Europe

Turkey's PM Erdogan urges Col Muammar Gaddafi to quit

  • 3 May 2011
  • From the section Europe
Turkey's Prime Minister Recep Tayyip Erdogan addresses the media as he stands by Turkey's national flag, 3 May 2011
Mr Erdogan has resisted pressurising Col Gaddafi to quit previously, instead trying to mediate

Turkey's Prime Minister Recep Tayyip Erdogan has called for Libyan leader Col Muammar Gaddafi to step down "for the sake of the country's future".

Mr Erdogan said the Libyan leader had ignored the wishes of his people by using force against them.

Correspondents say it is a marked change in Turkish policy towards Libya, with Mr Erdogan previously having taken a more conciliatory approach.
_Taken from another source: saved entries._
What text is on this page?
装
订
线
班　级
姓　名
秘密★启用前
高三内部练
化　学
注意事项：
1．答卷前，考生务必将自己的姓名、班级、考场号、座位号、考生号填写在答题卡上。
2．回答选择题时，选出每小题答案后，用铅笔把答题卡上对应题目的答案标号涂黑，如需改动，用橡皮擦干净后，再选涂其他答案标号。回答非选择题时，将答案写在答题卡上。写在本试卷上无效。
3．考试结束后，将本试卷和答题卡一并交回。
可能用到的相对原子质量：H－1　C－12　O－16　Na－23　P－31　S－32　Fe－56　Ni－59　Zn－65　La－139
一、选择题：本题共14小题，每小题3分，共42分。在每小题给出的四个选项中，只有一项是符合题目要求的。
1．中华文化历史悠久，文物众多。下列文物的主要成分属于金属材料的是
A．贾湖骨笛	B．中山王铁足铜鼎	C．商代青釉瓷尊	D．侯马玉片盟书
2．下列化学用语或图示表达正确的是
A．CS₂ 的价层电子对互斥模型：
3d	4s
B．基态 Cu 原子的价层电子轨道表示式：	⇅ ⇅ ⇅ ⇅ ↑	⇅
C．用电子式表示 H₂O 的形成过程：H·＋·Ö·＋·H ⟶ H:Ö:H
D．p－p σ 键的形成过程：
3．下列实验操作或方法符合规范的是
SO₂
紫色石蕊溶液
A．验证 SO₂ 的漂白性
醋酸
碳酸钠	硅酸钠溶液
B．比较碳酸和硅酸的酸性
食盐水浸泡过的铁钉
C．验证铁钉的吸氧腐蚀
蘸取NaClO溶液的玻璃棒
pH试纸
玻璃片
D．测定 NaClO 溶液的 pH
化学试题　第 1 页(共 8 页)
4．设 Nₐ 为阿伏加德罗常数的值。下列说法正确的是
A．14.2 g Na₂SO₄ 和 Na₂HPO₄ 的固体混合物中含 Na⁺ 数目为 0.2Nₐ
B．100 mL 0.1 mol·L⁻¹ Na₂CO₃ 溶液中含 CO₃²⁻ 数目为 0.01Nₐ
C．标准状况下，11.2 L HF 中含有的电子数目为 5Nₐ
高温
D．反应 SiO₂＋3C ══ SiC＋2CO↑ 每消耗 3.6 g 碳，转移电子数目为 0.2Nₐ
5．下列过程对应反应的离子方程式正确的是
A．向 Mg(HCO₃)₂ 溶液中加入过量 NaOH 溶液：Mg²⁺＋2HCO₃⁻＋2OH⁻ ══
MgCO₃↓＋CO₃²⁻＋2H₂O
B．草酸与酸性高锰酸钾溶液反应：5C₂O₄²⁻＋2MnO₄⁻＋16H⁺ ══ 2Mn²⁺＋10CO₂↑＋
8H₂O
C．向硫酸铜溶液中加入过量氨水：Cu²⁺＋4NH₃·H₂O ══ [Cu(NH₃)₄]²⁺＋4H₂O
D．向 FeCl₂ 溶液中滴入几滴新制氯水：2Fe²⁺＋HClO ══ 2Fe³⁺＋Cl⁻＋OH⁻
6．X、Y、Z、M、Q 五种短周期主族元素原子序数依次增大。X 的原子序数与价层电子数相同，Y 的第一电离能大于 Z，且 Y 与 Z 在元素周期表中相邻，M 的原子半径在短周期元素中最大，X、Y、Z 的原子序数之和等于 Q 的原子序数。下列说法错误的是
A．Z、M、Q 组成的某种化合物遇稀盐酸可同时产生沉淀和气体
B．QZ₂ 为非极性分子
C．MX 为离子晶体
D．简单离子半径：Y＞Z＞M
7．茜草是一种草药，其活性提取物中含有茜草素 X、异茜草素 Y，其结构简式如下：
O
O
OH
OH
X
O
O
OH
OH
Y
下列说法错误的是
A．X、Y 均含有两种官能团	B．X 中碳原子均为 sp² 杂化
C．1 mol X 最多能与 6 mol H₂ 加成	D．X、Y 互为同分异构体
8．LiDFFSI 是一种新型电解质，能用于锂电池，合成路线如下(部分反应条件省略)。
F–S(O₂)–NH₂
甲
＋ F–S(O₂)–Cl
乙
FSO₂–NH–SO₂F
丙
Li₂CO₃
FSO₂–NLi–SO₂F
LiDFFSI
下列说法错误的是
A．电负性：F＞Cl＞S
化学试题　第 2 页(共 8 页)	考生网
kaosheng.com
Col Gaddafi's troops have been fighting rebel forces for several weeks.

Turkey has temporarily closed its Tripoli embassy and withdrawn its employees, although it is keeping an embassy open in rebel-held Benghazi.

Most other Western governments evacuated staff from the country when international forces began air strikes against Libya in March, under a UN mandate to protect civilians.

'Solidarity and unity'

In a speech, Mr Erdogan said Col Gaddafi had ignored calls for change in Libya and preferred "bloodshed" than listening to his people.

"One cannot establish future, liberty, stability, peace and justice on blood. Therefore we wish Libyan leader immediately pulls out from Libya and steps down for himself and for the future of the country," he said.

He also said Turkey would do all it could to ensure the people of Libya take the lead in establishing a more democratic system, and would talk to the anti-Gaddafi National Transitional Council.

"The people of Libya should determine their future in solidarity and unity, it is a priority for us. Hence, we will stay in touch with National Transitional Council to ensure that the elements in our road map can be carried out."

The BBC's Jonathan Head says that, with this statement, Turkey is for the first time in accord with its allies over Libya.

Our correspondent says the the government had avoided calling for Col Gaddafi to step down, and had tried, without success, to find a compromise between him and the opposition.

Popular anger over the suffering of civilians in the besieged Libyan city of Misrata has probably helped shift the Turkish government's policy, just a month before it faces a general election, our correspondent adds.

The UN withdrew all international staff from Tripoli earlier this week after staff were confronted by angry crowds protesting over the death of Col Gaddafi's son in a Nato air strike.

Meanwhile, there have been reports of fresh strikes by Nato on Misrata, where forces loyal to Col Gaddafi have been bombarding the port.